本研究により、リンパ浮腫における炎症プロセスと、リンパ管の過剰新生と成熟異常の重要性が明らかとなった。今後、リンパ管閉塞後の免疫細胞の集積シグナル、集積CD4陽性T細胞のプロファイリングと更なる機能解析、免疫細胞の相互作用についての検討を進めることにより、さらに、リンパ浮腫における炎症機序の意義と制御機構が明らかにできると考える。また、この分子機序の解明は、未だ有効な治療法のないリンパ浮腫に対する新たな治療戦略の開発に発展するだろう。私は、炎症と血管新生への作用が知られている薬剤について、リンパ浮腫への作用を解析し、既に2 種の薬剤がリンパ管浮腫抑制作用を持つことを見いだしている(特許申請中)。今後臨床で使用するためには、作用機序のさらなる解明が必須であるが、リンパ浮腫形成過程の炎症機序を標的とすることによって、リンパ浮腫の発症を抑制することが可能になるかもしれない。

審査要旨 要旨を表示する

本研究は、現在のところ明確な診断基準、有効な治療がない深刻な疾患であるリンパ浮腫の発症メカニズムを明らかにするために、ヒトリンパ浮腫リンパ管検体と独自に開発したマウスのリンパ浮腫モデルを用いて、リンパ浮腫の病態変化の詳細な解析を行ったものである。そして、以下の結果を得た。

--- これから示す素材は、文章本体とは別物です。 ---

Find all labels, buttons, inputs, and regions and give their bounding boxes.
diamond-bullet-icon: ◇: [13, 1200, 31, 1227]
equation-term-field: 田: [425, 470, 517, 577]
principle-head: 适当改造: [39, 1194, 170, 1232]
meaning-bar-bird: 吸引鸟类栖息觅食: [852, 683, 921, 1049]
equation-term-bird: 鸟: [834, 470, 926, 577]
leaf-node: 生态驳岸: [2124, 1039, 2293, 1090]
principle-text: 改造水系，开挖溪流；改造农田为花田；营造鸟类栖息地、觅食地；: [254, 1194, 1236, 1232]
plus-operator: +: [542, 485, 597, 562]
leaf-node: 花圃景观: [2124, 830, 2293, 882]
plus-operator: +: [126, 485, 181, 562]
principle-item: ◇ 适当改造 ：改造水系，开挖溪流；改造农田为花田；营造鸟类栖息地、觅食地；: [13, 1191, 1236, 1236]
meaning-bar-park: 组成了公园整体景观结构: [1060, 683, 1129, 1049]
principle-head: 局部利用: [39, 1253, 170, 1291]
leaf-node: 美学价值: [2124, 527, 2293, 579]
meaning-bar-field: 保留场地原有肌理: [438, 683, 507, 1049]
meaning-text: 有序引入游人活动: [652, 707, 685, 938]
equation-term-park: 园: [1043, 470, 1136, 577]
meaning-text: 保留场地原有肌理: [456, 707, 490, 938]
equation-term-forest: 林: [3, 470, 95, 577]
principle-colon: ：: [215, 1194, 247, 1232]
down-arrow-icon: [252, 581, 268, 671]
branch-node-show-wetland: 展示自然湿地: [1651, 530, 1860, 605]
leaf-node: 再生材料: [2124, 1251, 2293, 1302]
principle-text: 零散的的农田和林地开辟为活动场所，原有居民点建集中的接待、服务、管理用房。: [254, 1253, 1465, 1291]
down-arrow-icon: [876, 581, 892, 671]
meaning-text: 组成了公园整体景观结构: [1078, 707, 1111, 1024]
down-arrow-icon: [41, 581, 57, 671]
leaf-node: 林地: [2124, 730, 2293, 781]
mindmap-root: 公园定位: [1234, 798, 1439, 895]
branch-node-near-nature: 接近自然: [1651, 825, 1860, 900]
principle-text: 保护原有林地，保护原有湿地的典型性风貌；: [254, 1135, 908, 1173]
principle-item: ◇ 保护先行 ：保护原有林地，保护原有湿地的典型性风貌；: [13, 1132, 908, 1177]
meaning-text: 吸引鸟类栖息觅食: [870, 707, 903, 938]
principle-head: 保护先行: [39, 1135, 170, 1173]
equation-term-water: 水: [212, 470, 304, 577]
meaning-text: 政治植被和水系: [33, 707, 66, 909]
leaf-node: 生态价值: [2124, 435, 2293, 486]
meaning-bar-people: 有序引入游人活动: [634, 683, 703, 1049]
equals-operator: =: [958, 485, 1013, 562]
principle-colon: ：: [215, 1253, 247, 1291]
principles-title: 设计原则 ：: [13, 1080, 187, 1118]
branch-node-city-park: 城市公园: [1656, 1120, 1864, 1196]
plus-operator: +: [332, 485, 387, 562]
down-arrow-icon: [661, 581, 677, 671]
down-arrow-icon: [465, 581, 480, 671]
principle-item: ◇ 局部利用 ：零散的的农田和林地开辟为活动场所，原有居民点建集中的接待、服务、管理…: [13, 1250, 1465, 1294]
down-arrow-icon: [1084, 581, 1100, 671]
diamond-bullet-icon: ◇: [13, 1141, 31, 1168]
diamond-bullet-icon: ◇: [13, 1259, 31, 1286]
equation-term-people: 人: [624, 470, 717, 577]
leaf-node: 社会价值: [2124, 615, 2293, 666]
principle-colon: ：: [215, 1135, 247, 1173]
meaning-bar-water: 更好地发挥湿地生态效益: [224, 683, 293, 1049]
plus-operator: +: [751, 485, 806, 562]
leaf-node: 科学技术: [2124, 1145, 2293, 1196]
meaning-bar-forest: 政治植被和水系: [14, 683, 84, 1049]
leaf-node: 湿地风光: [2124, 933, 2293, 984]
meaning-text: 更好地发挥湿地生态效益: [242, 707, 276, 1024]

1. 慢性リンパ浮腫リンパ管は正常リンパ管に比べて明らかな壁肥厚を認めた。増殖している細胞の多くは形質変換を起こし脱分化した平滑筋細胞と考えられた。平滑筋細胞の形質変換は動脈硬化などに代表される慢性炎症機序によって誘導され、ヒトリンパ浮腫においても、炎症機序の寄与が示唆された。

2. マウスリンパ浮腫モデルを作成では透過性の亢進した新生リンパ管とリンパ球と単球・マクロファージを主体とした免疫細胞の集積を認めた。炎症プロセスが、未熟なリンパ管新生をもたらしている可能性が高いことが示唆された。

3. 可溶性VEGFR-3抗体及び可溶性VEGFR-3発現アデノウィルスを用いたリンパ管新生抑制のリンパ管新生への介入状態では過剰なリンパ管新生、リンパ液の漏出は抑えられ、浮腫自体も著明に減少した。このことから過剰なリンパ管新生とリンパ管の成熟障害がリンパ浮腫の病態基盤である可能性が示唆された。

4. リンパ浮腫部に多数のリンパ球が集積することから、リンパ球の機能的寄与について検討した。リンパ球を持たないRag2ノックアウト(Rag2KO)マウスでは明らかに未熟な新生リンパ管が少なく、浮腫も軽度であり、リンパ球はリンパ管新生と浮腫に重要であることが示唆された。

5. In vitroのリンパ管新生アッセイでは浮腫部の集積CD4陽性T細胞のみではリンパ管の管腔形成の促進はみられなかったが、CD11b陽性マクロファージと共培養することにより、明らか管腔形成促進を認めた。浮腫部のCD4陽性T細胞がリンパ管新生に重要であることが強く示唆された。

以上、本論文は、慢性リンパ浮腫のリンパ管検体を用いて慢性期のリンパ浮腫の病態、およびマウスリンパ浮腫モデルを用いて、リンパ浮腫の発症メカニズムを明らかにした。この分子解明は、未だ有効な治療法のないリンパ浮腫に対する新たな治療戦略の開発に重要な貢献を成す。よって、学位の授与に値するものであると考えられる。